Dr Bryony Randall
- Senior Lecturer (English Literature)
Dr Bryony Randall is Senior Lecturer in English Literature. Her primary research interests are in modernist literature, particularly the early modernist period; editing modernism; and literature and the everyday. She has related interests in literary theory (particularly feminist and materialist approaches); women’s writing; literature and work; and literature and time.

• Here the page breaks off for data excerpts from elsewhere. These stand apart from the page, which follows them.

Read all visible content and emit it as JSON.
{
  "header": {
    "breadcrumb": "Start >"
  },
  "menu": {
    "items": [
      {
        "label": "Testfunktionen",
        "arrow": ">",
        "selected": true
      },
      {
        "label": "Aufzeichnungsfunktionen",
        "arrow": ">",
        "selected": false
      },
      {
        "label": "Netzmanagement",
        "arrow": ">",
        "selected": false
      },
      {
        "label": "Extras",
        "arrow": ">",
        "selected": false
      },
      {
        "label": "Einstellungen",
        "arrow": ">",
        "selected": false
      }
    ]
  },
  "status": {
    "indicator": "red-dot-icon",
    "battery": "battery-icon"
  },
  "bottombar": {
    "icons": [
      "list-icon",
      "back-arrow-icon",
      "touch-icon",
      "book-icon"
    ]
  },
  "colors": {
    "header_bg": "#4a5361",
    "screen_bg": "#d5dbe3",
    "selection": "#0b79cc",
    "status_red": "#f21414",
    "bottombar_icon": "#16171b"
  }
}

She is co-General editor with Jane Goldman and Susan Sellers of the Cambridge University Press edition of the Works of Virginia Woolf, and is also co-editing with Laura Marcus the CUP edition of Virginia Woolf's short fiction. She is editing The Trap for the forthcoming Oxford University Press edition of Dorothy Richardson's Pilgrimage. She was PI on the AHRC funded network on the New Modernist Editing, 2016-17: https://newmodernistediting.wordpress.com/. Her first book, Modernism, Daily Time and Everyday Life is published by Cambridge University Press (2007); she is co-editor with Jane Goldman of Virginia Woolf in Context (CUP, 2013); and she has published on a range of authors and topics in modernist and protomodernist literature including Virginia Woolf, Dorothy Richardson, Gertrude Stein, H.D., and fin de siècle short fiction. She is co-founder and treasurer of the Scottish Network of Modernist Studies, and is on the editorial board of the journal Pilgrimages: the journal of Dorothy Richardson studies. Ongoing research interests include the working woman writer 1880-1920, exploring the relationships between work, writing and gender in the early modernist period; and the one-day novel in twentieth and twenty-first century literature.
Randall, B. (2013) Writing parties: Virginia Woolf's texts as guests. In: The Modernist Party. Edinburgh University Press: Edinburgh, UK, pp. 95-111. ISBN 9780748647316
Dr Randall welcomes postgraduate research proposals in any of her areas of interest. She his currently co-supervising a range of projects including Dorothy Richardson's Pilgrimage as double autobiography, the femninist politics of the work of Mina Loy, and the novels of Nan Shepherd; she has also recently co-supervised projects on the politics of aesthetics in modernist fiction, World War One poetry, H.D. and mysticism, and contemporary literature and work. She particularly welcomes any students interested in working on modernism and editing, or literature and the everyday.